Alguns sinais apontam para a incapacidade de certas estruturas centrais pensarem além da capital. Claro que António Costa visitou o Hospital de São João quando o vírus ainda parecia chegar a passeio. No entanto, colapsando já o Porto, falhando gravemente no auxílio aos lares no Norte, como o flagrante caso da Maia, Costa escolhe visitar o Curry Cabral para provar que não houve ainda faltas e que não se preveem faltas no futuro. Na verdade, esse discurso dificilmente poderia ser feito à porta dos hospitais do Grande Porto, onde se tem racionado severamente as existências e se têm multiplicado os apelos para a doação de materiais essenciais à proteção dos profissionais. O discurso de Costa não só corre o risco de escamotear a realidade como pode dar o Porto como um desafio desimportante.
A RTP tem no ar uma campanha meritória para angariação de fundos para a construção de um hospital de campanha, 200 camas, no Campo Pequeno, ao cuidado do Curry Cabral. É bom que exista. No entanto, a RTP, como televisão nacional, talvez devesse correr a favor de onde a hecatombe mais se espera. Seria o mesmo que a RAI pedir dinheiro para construir um hospital fora da Lombardia quando a Lombardia morre e segue morrendo em dobro.

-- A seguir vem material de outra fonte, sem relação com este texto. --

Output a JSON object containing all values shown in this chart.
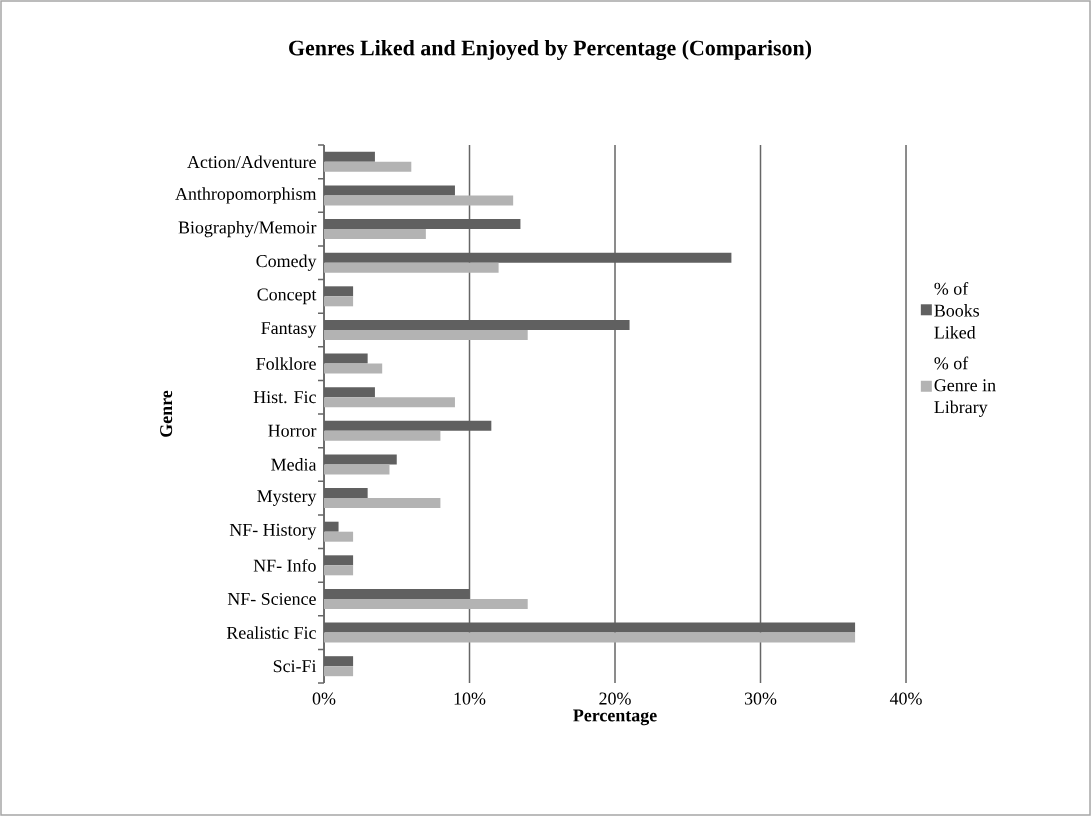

Salvar as pessoas da Grande Lisboa é fundamental. Querer salvar as pessoas do Norte devia ser fundamental também. Nisto, vale a ação de Rui Moreira, o primeiro autarca a antecipar-se ao que se esperava de um Governo mais corajoso e mais paritário.
Estamos todos debaixo deste susto, mas quanto mais tempo o Governo demorar a incidir sobre o Grande Porto mais pessoas sofrerão e morrerão, porque parece claríssimo que o maior flagelo do país está aqui agendado. Vamos ver se aparecem as camas no Norte, os ventiladores, ou se a distribuição será feita pela concentração das elites, ao invés da quantidade de pessoas a internar. Talvez a intenção seja levar os bragantinos de urgência para o Curry Cabral, entretidos a ver as vistas antes de deixarem de respirar.